The decision to find and contact a birth parent is a difficult one for any adopted person. There are uncertainties about whether the parent will wish to have contact with the child they chose to give up and whether the interaction will be a positive or negative experience. Here are some tips for approaching a discovered birth parent.
Contact them first. Showing up on a birth parent's doorstep as a way of introducing yourself will be awkward for both of you and may make your birth parent uncomfortable. Instead, use the contact information to call or write to them. Corresponding before meeting face to face will give both of you a better sense of one another and will help you decide if you are making the right decision.
Explain your intentions. A birth parent that has not seen the child they gave up for adoption a few decades earlier may be suspicious of the motives behind the child trying to contact them. Make it clear when you contact your birth parent that you do not wish for a confrontation, you are not contacting them for money and that you are reaching out to them with the best of intentions.
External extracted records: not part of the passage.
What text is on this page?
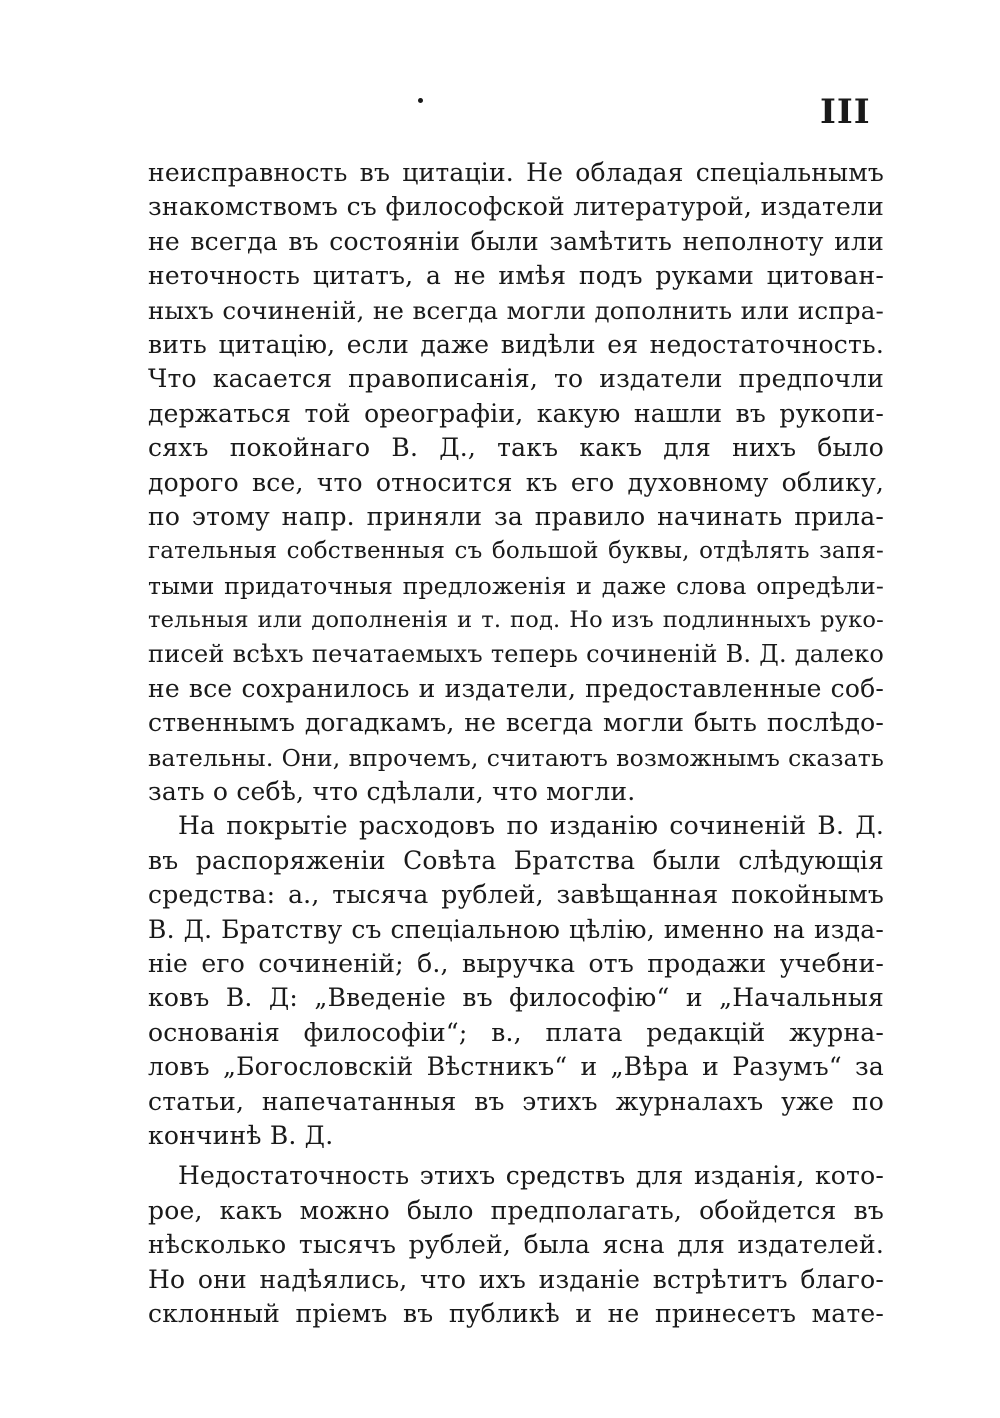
III
неисправность въ цитаціи. Не обладая спеціальнымъ
знакомствомъ съ философской литературой, издатели
не всегда въ состояніи были замѣтить неполноту или
неточность цитатъ, а не имѣя подъ руками цитован-
ныхъ сочиненій, не всегда могли дополнить или испра-
вить цитацію, если даже видѣли ея недостаточность.
Что касается правописанія, то издатели предпочли
держаться той ореографіи, какую нашли въ рукопи-
сяхъ покойнаго В. Д., такъ какъ для нихъ было
дорого все, что относится къ его духовному облику,
по этому напр. приняли за правило начинать прила-
гательныя собственныя съ большой буквы, отдѣлять запя-
тыми придаточныя предложенія и даже слова опредѣли-
тельныя или дополненія и т. под. Но изъ подлинныхъ руко-
писей всѣхъ печатаемыхъ теперь сочиненій В. Д. далеко
не все сохранилось и издатели, предоставленные соб-
ственнымъ догадкамъ, не всегда могли быть послѣдо-
вательны. Они, впрочемъ, считаютъ возможнымъ сказать
зать о себѣ, что сдѣлали, что могли.
На покрытіе расходовъ по изданію сочиненій В. Д.
въ распоряженіи Совѣта Братства были слѣдующія
средства: а., тысяча рублей, завѣщанная покойнымъ
В. Д. Братству съ спеціальною цѣлію, именно на изда-
ніе его сочиненій; б., выручка отъ продажи учебни-
ковъ В. Д: „Введеніе въ философію“ и „Начальныя
основанія философіи“; в., плата редакцій журна-
ловъ „Богословскій Вѣстникъ“ и „Вѣра и Разумъ“ за
статьи, напечатанныя въ этихъ журналахъ уже по
кончинѣ В. Д.
Недостаточность этихъ средствъ для изданія, кото-
рое, какъ можно было предполагать, обойдется въ
нѣсколько тысячъ рублей, была ясна для издателей.
Но они надѣялись, что ихъ изданіе встрѣтитъ благо-
склонный пріемъ въ публикѣ и не принесетъ мате-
Meet in a public place. You may not know anything about your birth parent except that they gave you life. Considering that this person is essentially a stranger, it is a good idea to take precautions that you would take when meeting anyone for the first time. Set up your meeting in a public place such as a restaurant, coffee shop or park. Having a public meeting will also help both of you stay relaxed.
Consider their feelings. Your birth parent had reasons for giving you up for adoption. Whether you agree with the decision or not, it is important to remember that they thought it was what was best for you at the time. Remember this when approaching them. They may be experiencing feelings of guilt or regret over giving you up and this may cause them to be hesitant about meeting you when you approach them.
Take it slow. You cannot expect to have an instant relationship with your discovered birth parent after approaching them. Not only is this an unrealistic expectation, but you may find that it is also not the best thing for either of you. Approaching your birth parent will be a discovery for both of you and getting to know one another will be a gradual process.